While I do not think an all or mostly VoD model will work for
consumers in U.S. in the near term (next 5 years), it may work in the
long term (7-10 years). There are so many obstacles in the way from a
business side of things, though.
Gian Anthony Constantine
Senior Network Design Engineer
On Jan 15, 2007, at 9:31 AM, Joe Abley wrote:
> On 15-Jan-2007, at 08:48, Michal Krsek wrote:
>> This system works perfectly in our linear-line distribution
>> (channels). As user you can choose time you want to see the show,
>> but not the show itself. Capacity on PVR device is finite and if
>> you don't want to waste the space with any broadcasted content you
>> have to program the device. I have ten channels in my cable TV and
>> sometimes I'm confused what to record. Beeing in the US and paid
>> for ~100 channels will make me mad to crawl channel schedules :-)
>> So the technology is nice, but not a "What you want is what you
>> get". So you cannot address the long tail using this technology.
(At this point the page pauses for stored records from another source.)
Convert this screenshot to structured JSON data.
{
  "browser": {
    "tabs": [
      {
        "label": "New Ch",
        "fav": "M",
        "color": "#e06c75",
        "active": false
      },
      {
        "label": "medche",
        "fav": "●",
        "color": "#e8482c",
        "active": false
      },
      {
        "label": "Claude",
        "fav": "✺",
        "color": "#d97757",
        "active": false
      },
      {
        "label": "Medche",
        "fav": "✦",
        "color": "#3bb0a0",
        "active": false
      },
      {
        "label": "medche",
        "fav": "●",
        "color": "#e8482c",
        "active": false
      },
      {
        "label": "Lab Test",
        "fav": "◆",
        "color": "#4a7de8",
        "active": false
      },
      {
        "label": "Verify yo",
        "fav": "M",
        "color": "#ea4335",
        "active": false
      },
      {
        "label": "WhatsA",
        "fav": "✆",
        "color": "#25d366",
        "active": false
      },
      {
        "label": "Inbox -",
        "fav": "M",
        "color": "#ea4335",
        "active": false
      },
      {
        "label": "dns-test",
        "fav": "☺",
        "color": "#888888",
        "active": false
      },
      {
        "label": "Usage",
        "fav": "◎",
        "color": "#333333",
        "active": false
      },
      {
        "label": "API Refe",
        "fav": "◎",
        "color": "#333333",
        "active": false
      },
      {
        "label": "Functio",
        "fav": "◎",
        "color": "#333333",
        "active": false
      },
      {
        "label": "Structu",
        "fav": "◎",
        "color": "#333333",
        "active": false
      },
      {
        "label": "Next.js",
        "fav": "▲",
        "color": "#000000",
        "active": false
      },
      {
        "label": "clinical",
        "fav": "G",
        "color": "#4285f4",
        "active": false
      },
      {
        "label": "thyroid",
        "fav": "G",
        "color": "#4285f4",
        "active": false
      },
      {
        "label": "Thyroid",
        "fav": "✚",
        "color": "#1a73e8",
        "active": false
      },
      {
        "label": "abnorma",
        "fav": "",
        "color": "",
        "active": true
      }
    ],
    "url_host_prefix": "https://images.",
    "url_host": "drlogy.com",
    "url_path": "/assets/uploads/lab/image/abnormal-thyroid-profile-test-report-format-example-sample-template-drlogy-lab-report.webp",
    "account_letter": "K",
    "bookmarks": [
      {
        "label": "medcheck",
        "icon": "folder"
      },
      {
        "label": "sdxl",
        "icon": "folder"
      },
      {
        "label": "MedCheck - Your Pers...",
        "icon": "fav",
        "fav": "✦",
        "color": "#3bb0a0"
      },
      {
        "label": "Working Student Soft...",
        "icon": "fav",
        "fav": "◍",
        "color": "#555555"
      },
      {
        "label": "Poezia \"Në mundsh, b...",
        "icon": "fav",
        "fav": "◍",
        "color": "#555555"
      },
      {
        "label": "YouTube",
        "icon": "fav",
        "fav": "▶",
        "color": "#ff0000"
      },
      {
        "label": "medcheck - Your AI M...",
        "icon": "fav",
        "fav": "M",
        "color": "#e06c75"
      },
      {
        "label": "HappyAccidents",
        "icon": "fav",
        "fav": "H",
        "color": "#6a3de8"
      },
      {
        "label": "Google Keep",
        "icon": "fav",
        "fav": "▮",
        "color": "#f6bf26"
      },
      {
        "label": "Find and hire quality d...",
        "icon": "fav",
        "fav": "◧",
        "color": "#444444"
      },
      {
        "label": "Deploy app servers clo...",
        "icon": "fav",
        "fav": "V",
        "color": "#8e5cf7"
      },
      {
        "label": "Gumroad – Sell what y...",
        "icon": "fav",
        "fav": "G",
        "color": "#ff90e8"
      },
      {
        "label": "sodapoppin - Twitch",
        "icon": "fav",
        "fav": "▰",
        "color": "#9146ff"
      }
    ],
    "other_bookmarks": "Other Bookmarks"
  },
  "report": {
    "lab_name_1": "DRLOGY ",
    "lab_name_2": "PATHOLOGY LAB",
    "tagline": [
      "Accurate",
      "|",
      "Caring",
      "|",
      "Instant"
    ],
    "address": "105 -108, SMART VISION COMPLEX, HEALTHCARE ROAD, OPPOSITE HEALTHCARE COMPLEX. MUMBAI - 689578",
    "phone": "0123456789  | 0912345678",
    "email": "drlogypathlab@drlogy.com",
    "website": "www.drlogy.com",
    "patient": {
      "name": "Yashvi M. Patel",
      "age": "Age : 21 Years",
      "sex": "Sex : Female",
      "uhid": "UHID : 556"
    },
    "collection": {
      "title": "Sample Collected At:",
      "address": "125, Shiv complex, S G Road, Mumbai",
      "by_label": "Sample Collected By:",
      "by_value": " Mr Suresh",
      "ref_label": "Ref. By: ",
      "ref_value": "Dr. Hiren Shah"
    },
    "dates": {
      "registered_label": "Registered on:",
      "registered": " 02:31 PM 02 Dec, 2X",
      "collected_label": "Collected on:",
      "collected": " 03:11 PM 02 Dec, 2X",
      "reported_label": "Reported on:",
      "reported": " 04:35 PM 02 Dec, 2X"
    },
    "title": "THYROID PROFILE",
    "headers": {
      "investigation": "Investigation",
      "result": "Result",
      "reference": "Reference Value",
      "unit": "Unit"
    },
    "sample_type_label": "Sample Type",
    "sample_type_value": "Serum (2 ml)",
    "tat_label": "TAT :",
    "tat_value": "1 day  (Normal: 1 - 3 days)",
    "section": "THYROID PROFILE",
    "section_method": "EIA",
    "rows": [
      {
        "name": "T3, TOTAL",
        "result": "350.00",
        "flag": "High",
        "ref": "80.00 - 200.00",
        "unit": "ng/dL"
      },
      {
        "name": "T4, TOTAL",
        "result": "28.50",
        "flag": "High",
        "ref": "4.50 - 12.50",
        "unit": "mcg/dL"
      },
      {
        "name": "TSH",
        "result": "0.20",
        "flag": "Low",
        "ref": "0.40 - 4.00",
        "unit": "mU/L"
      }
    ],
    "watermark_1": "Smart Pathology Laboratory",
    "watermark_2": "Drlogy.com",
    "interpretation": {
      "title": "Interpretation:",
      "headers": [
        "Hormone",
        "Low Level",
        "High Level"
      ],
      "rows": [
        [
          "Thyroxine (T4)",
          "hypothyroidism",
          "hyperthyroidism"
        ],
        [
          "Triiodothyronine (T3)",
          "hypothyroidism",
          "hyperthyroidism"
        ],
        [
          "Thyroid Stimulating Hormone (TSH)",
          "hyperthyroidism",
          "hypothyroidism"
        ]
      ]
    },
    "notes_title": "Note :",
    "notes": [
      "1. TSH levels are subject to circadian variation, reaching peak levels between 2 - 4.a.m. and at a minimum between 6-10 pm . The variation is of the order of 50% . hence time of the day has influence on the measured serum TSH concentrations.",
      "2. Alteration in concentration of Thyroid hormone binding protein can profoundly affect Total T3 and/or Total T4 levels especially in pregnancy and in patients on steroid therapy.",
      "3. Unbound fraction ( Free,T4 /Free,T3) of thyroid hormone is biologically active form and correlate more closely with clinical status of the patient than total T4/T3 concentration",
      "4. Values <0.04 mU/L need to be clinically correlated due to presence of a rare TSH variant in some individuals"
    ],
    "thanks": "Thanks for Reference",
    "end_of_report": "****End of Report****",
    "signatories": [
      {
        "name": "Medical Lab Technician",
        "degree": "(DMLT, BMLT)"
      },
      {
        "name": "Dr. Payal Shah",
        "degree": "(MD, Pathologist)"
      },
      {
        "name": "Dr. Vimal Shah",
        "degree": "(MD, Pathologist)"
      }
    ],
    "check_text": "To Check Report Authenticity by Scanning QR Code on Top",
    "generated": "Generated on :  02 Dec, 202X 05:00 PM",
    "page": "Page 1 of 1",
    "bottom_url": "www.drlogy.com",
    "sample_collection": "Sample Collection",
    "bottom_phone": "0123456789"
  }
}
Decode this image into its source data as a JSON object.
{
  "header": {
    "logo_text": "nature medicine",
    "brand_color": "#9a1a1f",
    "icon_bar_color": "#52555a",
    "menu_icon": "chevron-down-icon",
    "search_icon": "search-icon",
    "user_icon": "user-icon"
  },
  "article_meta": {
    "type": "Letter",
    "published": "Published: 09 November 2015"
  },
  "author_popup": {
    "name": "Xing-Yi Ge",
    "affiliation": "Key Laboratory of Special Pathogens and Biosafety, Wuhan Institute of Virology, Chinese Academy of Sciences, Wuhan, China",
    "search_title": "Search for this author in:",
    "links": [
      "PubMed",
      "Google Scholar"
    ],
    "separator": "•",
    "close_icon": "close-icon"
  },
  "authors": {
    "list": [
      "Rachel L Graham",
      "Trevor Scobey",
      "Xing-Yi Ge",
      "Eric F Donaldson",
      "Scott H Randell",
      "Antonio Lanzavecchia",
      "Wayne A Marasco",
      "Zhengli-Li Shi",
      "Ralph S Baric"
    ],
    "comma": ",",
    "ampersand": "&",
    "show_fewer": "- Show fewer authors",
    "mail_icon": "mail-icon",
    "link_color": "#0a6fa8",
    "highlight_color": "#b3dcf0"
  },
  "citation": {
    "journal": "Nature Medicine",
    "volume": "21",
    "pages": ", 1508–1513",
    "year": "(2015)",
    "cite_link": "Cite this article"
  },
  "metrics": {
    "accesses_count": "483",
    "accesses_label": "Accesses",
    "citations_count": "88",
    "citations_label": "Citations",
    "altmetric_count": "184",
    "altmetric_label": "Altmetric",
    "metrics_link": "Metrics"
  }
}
> These are all UI details.
> The (Scientific Atlanta, I think) PVRs that Rogers Cable gives
> subscribers here in Ontario let you specify the *names* of shows
> that you like, rather than selecting specific channels and times; I
> seem to think you can also tell it to automatically ditch old
> recorded material when disk space becomes low.
> One thing that may not be obvious to people who haven't had this
> misfortune of consuming it at first hand is that North American TV,
> awash with channels as it is, contains a lot of duplicated content.
> The same episode of the same show might be broadcast tens of times
> per week; the same advertisement might be broadcast tens of times
> per hour.
> How much more programming would the existing networks support if
> they were able to reduce those retransmissions, relying on the
> ubiquity of set-top boxes with PVR functionality?